Mr Corbyn's dramatic transformation from rank outsider to favourite in the race against Andy Burnham, Yvette Cooper and Liz Kendall for the leadership has sent shockwaves through Labour and prompted fears it would force the party to split.

But the backbencher told the FT: "I don't think there is any appetite for people to walk away from [the party].

"I appreciate there are only a relatively small number [of MPs] who actually willingly nominated me," he said.

"The number of MPs making 'noises off' at the moment is actually quite small," he added. "A lot of MPs are looking to see what happens and what role they can fulfil."

The contest has been mired in controversy after new rules made it easier for people to sign up to vote, inadvertently paving the way for political opponents to influence the outcome.

Senior party figures are expected to meet on Tuesday to discuss fear about significant numbers of infiltrators bypassing party security checks.

Meanwhile, Mr Corbyn's economic adviser, Richard Murphy, suggested a government led by the Labour MP would sack the Bank of England governor if they refused to implement his plan for "people's quantitative easing".

Under the proposal, Mr Corbyn would create a national investment bank to fund infrastructure projects which would issue debt to be bought by the Bank of England - effectively meaning the Bank would fund government spending on housing, energy, transport and other projects.

Mr Murphy said current governor Mark Carney has said it would be possible and so the Government should use the cheap money available from the Bank to do it.

Asked if Mr Corbyn would sack a Bank governor who refused to carry out the plans, Mr Murphy told BBC Radio 4's Today programme: "Bank of England governors are responsible to democratically elected politicians. If we have governors who think they are over and above the rule of democratically elected politicians, then I'm afraid to say, yes they should be on the next plane."

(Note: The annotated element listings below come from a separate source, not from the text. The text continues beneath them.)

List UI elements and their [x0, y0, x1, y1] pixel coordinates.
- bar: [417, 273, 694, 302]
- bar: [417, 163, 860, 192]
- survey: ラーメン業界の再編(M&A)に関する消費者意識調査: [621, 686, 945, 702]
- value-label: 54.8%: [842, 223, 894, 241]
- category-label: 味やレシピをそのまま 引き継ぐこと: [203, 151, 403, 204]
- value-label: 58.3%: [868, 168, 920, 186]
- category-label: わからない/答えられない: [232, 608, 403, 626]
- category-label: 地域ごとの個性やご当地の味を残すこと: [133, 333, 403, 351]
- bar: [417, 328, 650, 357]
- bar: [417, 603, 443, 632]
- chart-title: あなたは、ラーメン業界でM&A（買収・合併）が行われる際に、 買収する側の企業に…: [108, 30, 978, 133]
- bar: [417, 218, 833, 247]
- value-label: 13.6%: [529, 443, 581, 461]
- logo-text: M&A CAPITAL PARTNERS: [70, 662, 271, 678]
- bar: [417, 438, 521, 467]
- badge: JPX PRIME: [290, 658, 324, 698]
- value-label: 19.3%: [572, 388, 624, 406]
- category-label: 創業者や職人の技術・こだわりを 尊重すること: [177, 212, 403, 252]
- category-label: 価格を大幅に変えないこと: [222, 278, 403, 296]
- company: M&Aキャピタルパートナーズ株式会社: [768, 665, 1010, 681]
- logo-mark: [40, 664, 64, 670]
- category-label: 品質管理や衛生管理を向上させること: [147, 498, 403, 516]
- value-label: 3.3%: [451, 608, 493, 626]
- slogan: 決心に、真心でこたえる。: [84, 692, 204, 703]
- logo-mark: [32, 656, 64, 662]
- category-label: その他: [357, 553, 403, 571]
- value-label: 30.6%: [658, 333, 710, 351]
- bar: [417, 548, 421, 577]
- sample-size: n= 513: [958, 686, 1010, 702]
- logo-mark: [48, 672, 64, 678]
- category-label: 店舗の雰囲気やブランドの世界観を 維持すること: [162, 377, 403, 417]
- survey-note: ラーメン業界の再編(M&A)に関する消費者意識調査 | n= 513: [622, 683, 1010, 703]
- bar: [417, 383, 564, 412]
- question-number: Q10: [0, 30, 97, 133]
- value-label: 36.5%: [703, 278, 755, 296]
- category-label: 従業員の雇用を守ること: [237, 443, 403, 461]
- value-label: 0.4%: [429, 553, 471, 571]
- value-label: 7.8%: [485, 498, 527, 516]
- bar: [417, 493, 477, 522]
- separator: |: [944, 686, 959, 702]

"There is no such thing as Bank of England independence, there never has been, it's a fiasco put together, a facade created to appease people to put forward a presentation of something that doesn't exist."

Mr Murphy also suggested that the Bank takes its cues on setting interest rates from the independent Office for Budget Responsibility, which he claimed was in fact influenced by the Chancellor because it is based in the Treasury.

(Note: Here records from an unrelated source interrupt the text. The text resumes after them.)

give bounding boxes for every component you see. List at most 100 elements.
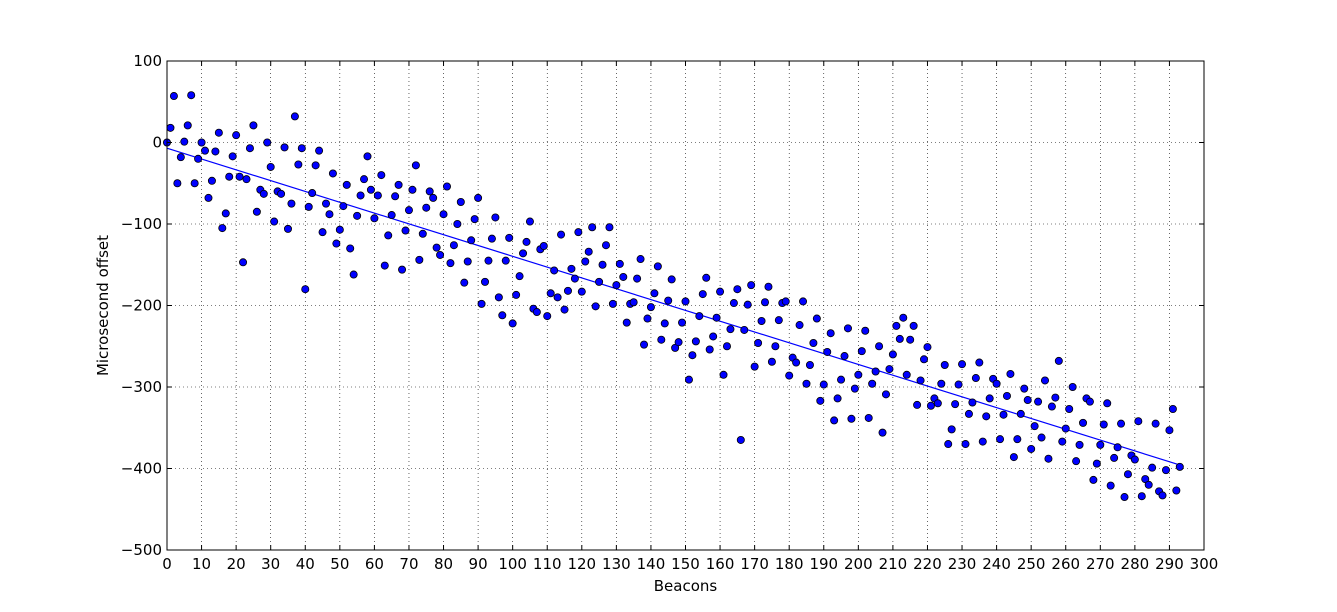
y-tick-label: −100 (121, 215, 162, 233)
data-point (377, 171, 386, 180)
data-point (1123, 470, 1132, 479)
data-point (619, 272, 628, 281)
data-point (608, 299, 617, 308)
data-point (183, 121, 192, 130)
data-point (964, 409, 973, 418)
data-point (1175, 462, 1184, 471)
data-point (660, 319, 669, 328)
data-point (812, 314, 821, 323)
data-point (653, 262, 662, 271)
data-point (740, 325, 749, 334)
data-point (394, 180, 403, 189)
data-point (339, 202, 348, 211)
data-point (197, 138, 206, 147)
data-point (187, 91, 196, 100)
data-point (221, 209, 230, 218)
data-point (802, 379, 811, 388)
data-point (1054, 356, 1063, 365)
data-point (819, 380, 828, 389)
data-point (1058, 437, 1067, 446)
data-point (249, 121, 258, 130)
data-point (353, 211, 362, 220)
data-point (363, 152, 372, 161)
y-tick-label: 0 (152, 134, 162, 152)
data-point (235, 172, 244, 181)
data-point (646, 303, 655, 312)
y-tick-label: −200 (121, 297, 162, 315)
axis-ticks (166, 60, 1205, 551)
data-point (940, 360, 949, 369)
data-point (505, 233, 514, 242)
data-point (308, 189, 317, 198)
data-point (318, 228, 327, 237)
data-point (774, 316, 783, 325)
data-point (1141, 475, 1150, 484)
data-point (1168, 405, 1177, 414)
data-point (757, 316, 766, 325)
y-tick-label: −400 (121, 460, 162, 478)
data-point (515, 272, 524, 281)
y-axis-label: Microsecond offset (94, 235, 112, 376)
data-points (162, 91, 1184, 502)
data-point (850, 384, 859, 393)
data-point (180, 137, 189, 146)
x-tick-label: 60 (365, 555, 384, 573)
data-point (1020, 384, 1029, 393)
data-point (705, 345, 714, 354)
data-point (1117, 419, 1126, 428)
data-point (1161, 466, 1170, 475)
data-point (1002, 391, 1011, 400)
data-point (598, 260, 607, 269)
data-point (311, 161, 320, 170)
data-point (494, 293, 503, 302)
x-tick-label: 210 (879, 555, 908, 573)
x-tick-label: 230 (948, 555, 977, 573)
data-point (1006, 369, 1015, 378)
data-point (487, 234, 496, 243)
x-tick-label: 290 (1155, 555, 1184, 573)
data-point (643, 314, 652, 323)
x-tick-label: 40 (296, 555, 315, 573)
data-point (902, 370, 911, 379)
data-point (1044, 454, 1053, 463)
data-point (892, 321, 901, 330)
data-point (736, 435, 745, 444)
data-point (415, 255, 424, 264)
x-tick-label: 220 (913, 555, 942, 573)
data-point (1144, 480, 1153, 489)
data-point (868, 379, 877, 388)
data-point (978, 437, 987, 446)
data-point (1027, 444, 1036, 453)
data-point (615, 259, 624, 268)
data-point (522, 237, 531, 246)
data-point (712, 313, 721, 322)
data-point (612, 281, 621, 290)
data-point (805, 360, 814, 369)
data-point (270, 217, 279, 226)
data-point (442, 182, 451, 191)
data-point (726, 325, 735, 334)
data-point (560, 305, 569, 314)
data-point (1009, 453, 1018, 462)
data-point (519, 249, 528, 258)
data-point (190, 179, 199, 188)
data-point (543, 312, 552, 321)
x-tick-label: 70 (399, 555, 418, 573)
data-point (439, 210, 448, 219)
data-point (166, 123, 175, 132)
data-point (391, 192, 400, 201)
trend-line-layer (166, 147, 1184, 467)
data-point (512, 290, 521, 299)
data-point (325, 210, 334, 219)
data-point (1061, 424, 1070, 433)
data-point (280, 143, 289, 152)
data-point (301, 285, 310, 294)
data-point (688, 351, 697, 360)
data-point (297, 144, 306, 153)
data-point (387, 211, 396, 220)
data-point (975, 358, 984, 367)
data-point (1151, 419, 1160, 428)
data-point (328, 169, 337, 178)
data-point (1040, 376, 1049, 385)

He said: "The Office for Budget Responsibility has issued a forecast which says at the end of this year it is expecting interest rates to rise.

"If you were sitting on the Monetary Policy Committee, might you take that as some steer that the Chancellor would be happy if that's what you did?"

Mr Corbyn has called for mental health education to be taught in all British schools

Setting out his plans to deal with Britain's mental health "crisis", the Islington North MP called for a national curriculum course on life skills, emotional intelligence and parenting.

Mr Corbyn said he would increase spending on mental health and increase the numbers of professionals working in the area - with a focus in particular on children, women and ethnic minority communities.

He said: "Britain has a mental health crisis, and this government is making it worse. The Tory rhetoric about improving mental health provision has been accompanied by cuts in funding, services and support for people with mental health needs.

"Everyone knows someone who is suffering or has suffered from mental illness. The economic costs of mental illness are huge, and the personal costs are incalculable.

"I am committed to a holistic approach that sees emotional well-being as fundamentally connected with a society less atomised and individualistic and more socially connected, more caring, more inclusive and more equal."

"We need a Labour government that will bring this negative narrative on mental health to an end."